In an interview with foreign policy, Berina, the opposition presidential candidate, when Maamau announced the move and several parliamentarians protested that Taiwan was popular and they feared that the move would cause them to lose their seats, Maamau told them not to worry because we're going to get campaign money from China. Berina added, "I was shocked."

Although government officials have spoken of hundreds of millions of dollars in Chinese aid – which they swear will only be grants, not loans that Kiribati could incur in debts that they could not repay to China – they have not supplied many details. When Maamau made his first state visit to Beijing, he signed a belt-and-road memorandum of understanding, which included credit, according to Berina, who was still the leader of the ruling party at the time. His claim could not be verified immediately.

A vivid example of China's interest in Christmas Island was an official photo of the signing ceremony at which Maamau faces Chinese President Xi Jinping. The Minister for the Line Islands, which includes Christmas, is on his right. Mikarite Temari, the minister, is a relatively peripheral personality in Kiribati politics, but the key to the development of Christmas and its port infrastructure.

Kiribati sources said the pre-Monday election campaign had largely focused on China: would it use pledges and bribes to flood the country with its workers to build white elephant projects, and possibly COVID-19 at one of the last nations without China? as the opposition claims? Will it push through its expansion agenda and take over Christmas as China tried to lease the entire island of Tulagi, the former capital under British and Japanese rule, with a perfect deep-water port within a few days of being recognized by the Solomon Islands? Or will the Maamau government hold on and only receive grants that benefit the population substantially, such as measures to counteract rising sea levels and tourist infrastructure to attract Hawaiian visitors, for whom untouched Christmas is the closest accessible tropical atoll?

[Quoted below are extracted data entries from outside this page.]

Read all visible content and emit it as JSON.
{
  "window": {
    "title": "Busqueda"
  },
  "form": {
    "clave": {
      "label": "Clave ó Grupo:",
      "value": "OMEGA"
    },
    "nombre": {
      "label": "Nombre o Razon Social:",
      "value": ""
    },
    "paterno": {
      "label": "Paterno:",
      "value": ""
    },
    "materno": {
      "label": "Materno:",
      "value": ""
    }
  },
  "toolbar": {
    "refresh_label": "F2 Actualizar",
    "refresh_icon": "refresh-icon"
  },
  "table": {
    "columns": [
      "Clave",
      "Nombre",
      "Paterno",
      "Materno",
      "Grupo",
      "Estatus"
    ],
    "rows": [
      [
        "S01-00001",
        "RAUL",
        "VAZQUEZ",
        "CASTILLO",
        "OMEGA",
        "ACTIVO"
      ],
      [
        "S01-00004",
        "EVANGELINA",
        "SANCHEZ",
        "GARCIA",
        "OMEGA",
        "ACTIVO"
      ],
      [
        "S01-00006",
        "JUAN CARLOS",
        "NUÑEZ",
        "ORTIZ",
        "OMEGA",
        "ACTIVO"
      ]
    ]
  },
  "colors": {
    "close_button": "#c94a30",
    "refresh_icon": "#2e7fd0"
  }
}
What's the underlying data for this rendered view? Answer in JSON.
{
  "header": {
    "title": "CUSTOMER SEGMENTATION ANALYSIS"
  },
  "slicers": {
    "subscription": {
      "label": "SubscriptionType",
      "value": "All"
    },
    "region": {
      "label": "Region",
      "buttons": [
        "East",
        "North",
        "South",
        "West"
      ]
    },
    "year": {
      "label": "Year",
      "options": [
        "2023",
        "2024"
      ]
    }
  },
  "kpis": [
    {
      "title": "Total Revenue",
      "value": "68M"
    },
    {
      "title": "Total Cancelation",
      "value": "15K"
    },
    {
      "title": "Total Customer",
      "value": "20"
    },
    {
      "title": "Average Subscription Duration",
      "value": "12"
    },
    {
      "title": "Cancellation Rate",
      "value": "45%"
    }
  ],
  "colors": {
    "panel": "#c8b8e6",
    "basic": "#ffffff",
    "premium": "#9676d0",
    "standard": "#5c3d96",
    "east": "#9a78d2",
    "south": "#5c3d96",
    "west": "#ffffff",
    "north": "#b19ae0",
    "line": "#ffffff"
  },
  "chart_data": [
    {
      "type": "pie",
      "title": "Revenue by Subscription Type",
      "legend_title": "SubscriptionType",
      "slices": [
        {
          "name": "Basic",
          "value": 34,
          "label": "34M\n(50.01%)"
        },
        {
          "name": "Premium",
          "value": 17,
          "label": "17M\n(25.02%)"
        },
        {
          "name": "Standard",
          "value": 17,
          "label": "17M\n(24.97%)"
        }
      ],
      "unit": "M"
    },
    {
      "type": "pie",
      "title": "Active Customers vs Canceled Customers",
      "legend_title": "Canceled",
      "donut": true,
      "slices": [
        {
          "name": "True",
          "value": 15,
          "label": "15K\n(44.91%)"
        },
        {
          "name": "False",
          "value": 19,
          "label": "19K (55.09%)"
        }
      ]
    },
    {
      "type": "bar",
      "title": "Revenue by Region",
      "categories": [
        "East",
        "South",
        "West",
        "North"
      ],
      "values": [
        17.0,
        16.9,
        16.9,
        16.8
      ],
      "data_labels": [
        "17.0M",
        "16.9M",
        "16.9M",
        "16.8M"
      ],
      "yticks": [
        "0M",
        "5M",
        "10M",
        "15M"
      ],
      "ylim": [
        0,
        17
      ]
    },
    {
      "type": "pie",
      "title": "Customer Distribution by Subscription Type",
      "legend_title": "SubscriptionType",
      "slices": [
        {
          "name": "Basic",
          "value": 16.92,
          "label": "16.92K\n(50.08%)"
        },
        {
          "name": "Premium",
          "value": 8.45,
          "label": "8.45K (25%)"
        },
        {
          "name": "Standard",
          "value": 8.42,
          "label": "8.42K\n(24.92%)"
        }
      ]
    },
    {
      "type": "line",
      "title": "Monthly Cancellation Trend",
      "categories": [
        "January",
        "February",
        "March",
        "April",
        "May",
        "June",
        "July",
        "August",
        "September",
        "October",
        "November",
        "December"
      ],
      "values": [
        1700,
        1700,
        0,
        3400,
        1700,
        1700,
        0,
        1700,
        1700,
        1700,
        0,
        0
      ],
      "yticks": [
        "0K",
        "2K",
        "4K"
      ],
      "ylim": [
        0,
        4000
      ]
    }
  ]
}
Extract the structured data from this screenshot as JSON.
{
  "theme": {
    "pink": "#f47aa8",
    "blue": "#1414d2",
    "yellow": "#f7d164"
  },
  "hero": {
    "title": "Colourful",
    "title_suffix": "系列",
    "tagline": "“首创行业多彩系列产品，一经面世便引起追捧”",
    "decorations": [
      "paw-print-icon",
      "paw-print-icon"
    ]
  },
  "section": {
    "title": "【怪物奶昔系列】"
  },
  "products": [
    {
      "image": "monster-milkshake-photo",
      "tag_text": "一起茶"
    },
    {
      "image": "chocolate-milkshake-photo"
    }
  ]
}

Tito, the UN and US envoy, said that the United States, despite not providing aid to Kiribati, remains popular for cultural and historical reasons, not least because it protected the then-British protectorate of the Japanese occupation in the Battle of Had freed Tarawa in 1943. When Kiribati gained independence from Britain just over 40 years ago, it signed a friendship treaty with the United States that other countries cannot build military facilities in Kiribati without Washington's consent. Though difficult to imagine, Tito said that the six-month grace period was "possible."

The global strategic importance of Kiribati's election on Monday could therefore not be higher. Whether China continues its expansion across the Pacific to oust the United States and its allies can very well be decided by this tiny island nation.